THE Central Bank of Nigeria has said that the rising inflation in Nigeria may further weaken the much anticipated growth trajectory of the economy.
The apex bank revealed this in its Inflation Attitude Survey Report for the second quarter.
Nigeria has experienced a rise in inflation rate from 12.40 per cent to 12.56 at the end of the second quarter of 2020.
Driven by the impact of the COVID-19 pandemic, the country’s inflation rate peaked 29-month high at 13.22 per cent at the end of September 2020.
The apex bank report, analysed by The Point, which sampled 2,070 households, showed that 57 per cent of Nigerians, “believe that the economy would end up weaker if prices start to rise faster than they do now.”
It said that the responses showed considerable support for price stability.
The CBN report noted that the reaction was consistent with the notion that inflation constrained economic growth.
The report further indicated that most Nigerians expected prices of goods to rise by three per cent up to June 2021.
It pointed out that given a trade-off between inflation and interest rates, most Nigerians preferred interest rates to fall than inflation rate.
The response is, “suggestive of the respondent households’ support for the Bank’s price stability objective,” the lender added in the report.
The CBN, however, admitted that Nigerians were dissatisfied with its management of the country’s interest rate, as the net satisfaction index fell to nine per cent.
Meanwhile, a Professor of Capital Market Studies, Uche Uwaleke, said the negative impact of COVID-19 on the food supply chain, which was further compounded by the border closure, increase in Value Added Tax, electricity tariffs, stamp duties and upward exchange rates adjustment by the CBN in order to ease the pressure on the forex market, were the major reasons inflation was still rising despite government’s intervention programmes.
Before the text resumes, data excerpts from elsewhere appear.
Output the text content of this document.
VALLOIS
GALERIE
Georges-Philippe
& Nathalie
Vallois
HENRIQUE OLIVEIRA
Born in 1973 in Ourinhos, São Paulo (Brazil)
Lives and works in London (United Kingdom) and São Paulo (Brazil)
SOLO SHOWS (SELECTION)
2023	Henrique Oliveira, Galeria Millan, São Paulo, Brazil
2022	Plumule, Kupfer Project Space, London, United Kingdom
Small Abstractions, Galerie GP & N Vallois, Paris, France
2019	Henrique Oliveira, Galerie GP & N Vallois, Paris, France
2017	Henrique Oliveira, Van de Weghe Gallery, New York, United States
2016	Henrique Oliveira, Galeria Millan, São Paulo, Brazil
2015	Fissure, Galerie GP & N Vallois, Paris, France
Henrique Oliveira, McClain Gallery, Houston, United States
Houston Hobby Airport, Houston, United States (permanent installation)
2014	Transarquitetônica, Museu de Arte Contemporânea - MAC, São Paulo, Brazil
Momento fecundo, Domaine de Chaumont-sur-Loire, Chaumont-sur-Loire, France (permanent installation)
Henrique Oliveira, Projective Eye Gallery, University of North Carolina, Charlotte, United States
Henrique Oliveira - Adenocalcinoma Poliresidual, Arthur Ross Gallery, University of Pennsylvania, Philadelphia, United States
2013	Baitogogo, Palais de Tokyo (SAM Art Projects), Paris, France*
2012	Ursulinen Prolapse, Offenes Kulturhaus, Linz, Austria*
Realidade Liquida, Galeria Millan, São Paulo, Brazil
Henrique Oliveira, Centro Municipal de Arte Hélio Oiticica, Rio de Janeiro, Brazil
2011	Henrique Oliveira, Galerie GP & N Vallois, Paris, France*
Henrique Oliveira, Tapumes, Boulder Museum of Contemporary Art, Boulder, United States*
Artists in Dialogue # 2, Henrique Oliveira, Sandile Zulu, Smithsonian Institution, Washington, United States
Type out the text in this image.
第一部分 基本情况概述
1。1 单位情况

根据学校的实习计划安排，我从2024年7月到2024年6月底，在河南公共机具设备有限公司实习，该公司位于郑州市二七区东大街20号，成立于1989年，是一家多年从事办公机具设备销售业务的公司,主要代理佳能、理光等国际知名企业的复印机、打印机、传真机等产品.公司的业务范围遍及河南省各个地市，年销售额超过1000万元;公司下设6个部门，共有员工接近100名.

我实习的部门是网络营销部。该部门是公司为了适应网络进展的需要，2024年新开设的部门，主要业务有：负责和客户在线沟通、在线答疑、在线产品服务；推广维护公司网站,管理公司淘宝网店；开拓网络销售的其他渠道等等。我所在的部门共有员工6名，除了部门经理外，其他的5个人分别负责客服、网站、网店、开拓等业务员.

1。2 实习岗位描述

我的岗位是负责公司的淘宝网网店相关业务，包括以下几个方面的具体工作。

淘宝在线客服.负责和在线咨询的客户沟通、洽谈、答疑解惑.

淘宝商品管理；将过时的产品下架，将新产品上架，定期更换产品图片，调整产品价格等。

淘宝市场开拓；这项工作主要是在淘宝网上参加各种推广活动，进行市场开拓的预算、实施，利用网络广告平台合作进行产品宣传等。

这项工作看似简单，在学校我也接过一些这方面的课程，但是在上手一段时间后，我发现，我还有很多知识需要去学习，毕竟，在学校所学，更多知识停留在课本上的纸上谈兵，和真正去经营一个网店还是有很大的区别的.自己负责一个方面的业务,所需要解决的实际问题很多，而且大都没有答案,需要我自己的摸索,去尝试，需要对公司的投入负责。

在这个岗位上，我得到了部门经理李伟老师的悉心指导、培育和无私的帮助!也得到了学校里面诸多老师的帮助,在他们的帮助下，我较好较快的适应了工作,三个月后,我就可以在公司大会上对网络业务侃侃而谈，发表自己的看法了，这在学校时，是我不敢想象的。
He said, “It is not difficult to see where the pressure is coming from. The economy is still reeling from the negative impact of COVID-19 on the food supply chain.
“This situation is compounded by the border closure, increase in VAT, electricity tariffs, stamp duties and upward exchange rates adjustment by the CBN in order to ease the pressure on the forex market.
“The recent increase in pump price of fuel presents further downside risks to inflation.
There is also the insecurity challenge affecting the food belts of the country which partly explains the high rate of food inflation, at over 20 per cent, in a state like Kogi.”